Pengeroyokan itu menimpa Sahrudin, 18 tahun, warga Dusun Rora, Desa Rora, Kecamatan Donggo, Kabupaten Bima. Peristiwa itu terjadi di Dusun O’o Barat, Desa O’o, Kecamatan Dompu, Kabupaten Dompu, Sabtu (11/7) sekitar pukul 23.00 Wita.
Korban mengalami luka memar dan pembengkakan pada hidung hingga mengeluarkan darah. Ia juga terluka pada bagian kening dan mengeluhkan sakit kepala.
“Dua orang sudah ditangkap. Rekannya yang lain masih diselidiki,” kata Kapolsek Dompu Ipda Sarbani.
Polisi Buru Empat Pelaku Lain
Polisi menangkap dua terduga pelaku berinisial RM, 18 tahun, dan HA, 16 tahun. Keduanya merupakan warga Desa Manggenae, Kecamatan Dompu.
“Identitas empat pelaku lain sudah kami kantongi,” jelas Sarbani.
Hasil penyelidikan sementara mengarah pada dugaan persoalan pribadi. Persoalan itu bermula dari komunikasi melalui media sosial.
Salah seorang terduga pelaku diduga memakai telepon genggam milik seorang perempuan untuk menghubungi korban. Pelaku lalu mengajak korban bertemu.
Saat korban tiba di lokasi, beberapa orang langsung mengejarnya.
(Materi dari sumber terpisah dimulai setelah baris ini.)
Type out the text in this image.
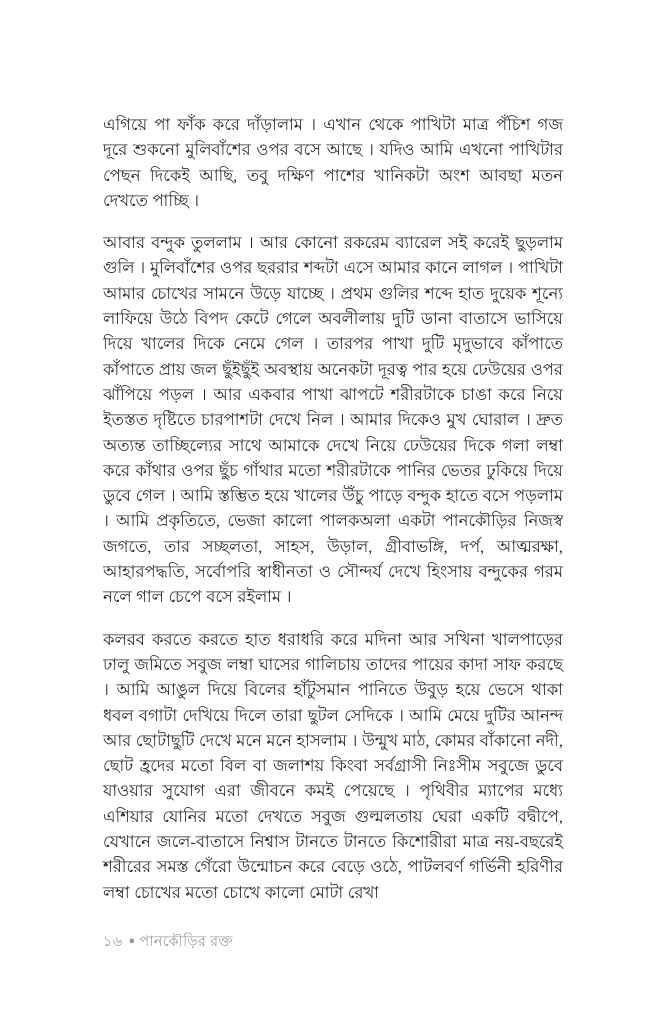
এগিয়ে পা ফাঁক করে দাঁড়ালাম । এখান থেকে পাখিটা মাত্র পঁচিশ গজ দূরে শুকনো মুলিবাঁশের ওপর বসে আছে । যদিও আমি এখনো পাখিটার পেছন দিকেই আছি, তবু দক্ষিণ পাশের খানিকটা অংশ আবছা মতন দেখতে পাচ্ছি ।

আবার বন্দুক তুললাম । আর কোনো রকরেম ব্যারেল সই করেই ছুড়লাম গুলি । মুলিবাঁশের ওপর ছররার শব্দটা এসে আমার কানে লাগল । পাখিটা আমার চোখের সামনে উড়ে যাচ্ছে । প্রথম গুলির শব্দে হাত দুয়েক শূন্যে লাফিয়ে উঠে বিপদ কেটে গেলে অবলীলায় দুটি ডানা বাতাসে ভাসিয়ে দিয়ে খালের দিকে নেমে গেল । তারপর পাখা দুটি মৃদুভাবে কাঁপাতে কাঁপাতে প্রায় জল ছুঁইছুঁই অবস্থায় অনেকটা দূরত্ব পার হয়ে ঢেউয়ের ওপর ঝাঁপিয়ে পড়ল । আর একবার পাখা ঝাপটে শরীরটাকে চাঙা করে নিয়ে ইতস্তত দৃষ্টিতে চারপাশটা দেখে নিল । আমার দিকেও মুখ ঘোরাল । দ্রুত অত্যন্ত তাচ্ছিল্যের সাথে আমাকে দেখে নিয়ে ঢেউয়ের দিকে গলা লম্বা করে কাঁথার ওপর ছুঁচ গাঁথার মতো শরীরটাকে পানির ভেতর ঢুকিয়ে দিয়ে ডুবে গেল । আমি স্তম্ভিত হয়ে খালের উঁচু পাড়ে বন্দুক হাতে বসে পড়লাম । আমি প্রকৃতিতে, ভেজা কালো পালকঅলা একটা পানকৌড়ির নিজস্ব জগতে, তার সচ্ছলতা, সাহস, উড়াল, গ্রীবাভঙ্গি, দর্প, আত্মরক্ষা, আহারপদ্ধতি, সর্বোপরি স্বাধীনতা ও সৌন্দর্য দেখে হিংসায় বন্দুকের গরম নলে গাল চেপে বসে রইলাম ।

কলরব করতে করতে হাত ধরাধরি করে মদিনা আর সখিনা খালপাড়ের ঢালু জমিতে সবুজ লম্বা ঘাসের গালিচায় তাদের পায়ের কাদা সাফ করছে । আমি আঙুল দিয়ে বিলের হাঁটুসমান পানিতে উবুড় হয়ে ভেসে থাকা ধবল বগাটা দেখিয়ে দিলে তারা ছুটল সেদিকে । আমি মেয়ে দুটির আনন্দ আর ছোটাছুটি দেখে মনে মনে হাসলাম । উন্মুখ মাঠ, কোমর বাঁকানো নদী, ছোট হ্রদের মতো বিল বা জলাশয় কিংবা সর্বগ্রাসী নিঃসীম সবুজে ডুবে যাওয়ার সুযোগ এরা জীবনে কমই পেয়েছে । পৃথিবীর ম্যাপের মধ্যে এশিয়ার যোনির মতো দেখতে সবুজ গুল্মলতায় ঘেরা একটি বদ্বীপে, যেখানে জলে-বাতাসে নিশ্বাস টানতে টানতে কিশোরীরা মাত্র নয়-বছরেই শরীরের সমস্ত গেঁরো উন্মোচন করে বেড়ে ওঠে, পাটলবর্ণ গর্ভিনী হরিণীর লম্বা চোখের মতো চোখে কালো মোটা রেখা

১৬ ● পানকৌড়ির রক্ত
Mereka kemudian mengeroyok korban menggunakan tangan kosong dan benda tumpul.
Polisi Periksa Saksi dan Olah TKP
Seusai kejadian, korban dievakuasi. Ia kemudian melaporkan pengeroyokan itu ke Polsek Dompu.
Polisi mengolah tempat kejadian perkara (TKP) dan memeriksa sejumlah saksi. Petugas juga menangkap dua terduga pelaku serta berkoordinasi dengan Unit Reskrim untuk melanjutkan penyidikan.
Sarbani memastikan Polsek Dompu menangani perkara itu secara profesional sesuai ketentuan hukum.
“Kami mengimbau masyarakat agar tidak menyelesaikan persoalan dengan kekerasan. Setiap permasalahan hendaknya diselesaikan melalui jalur hukum,” tegasnya.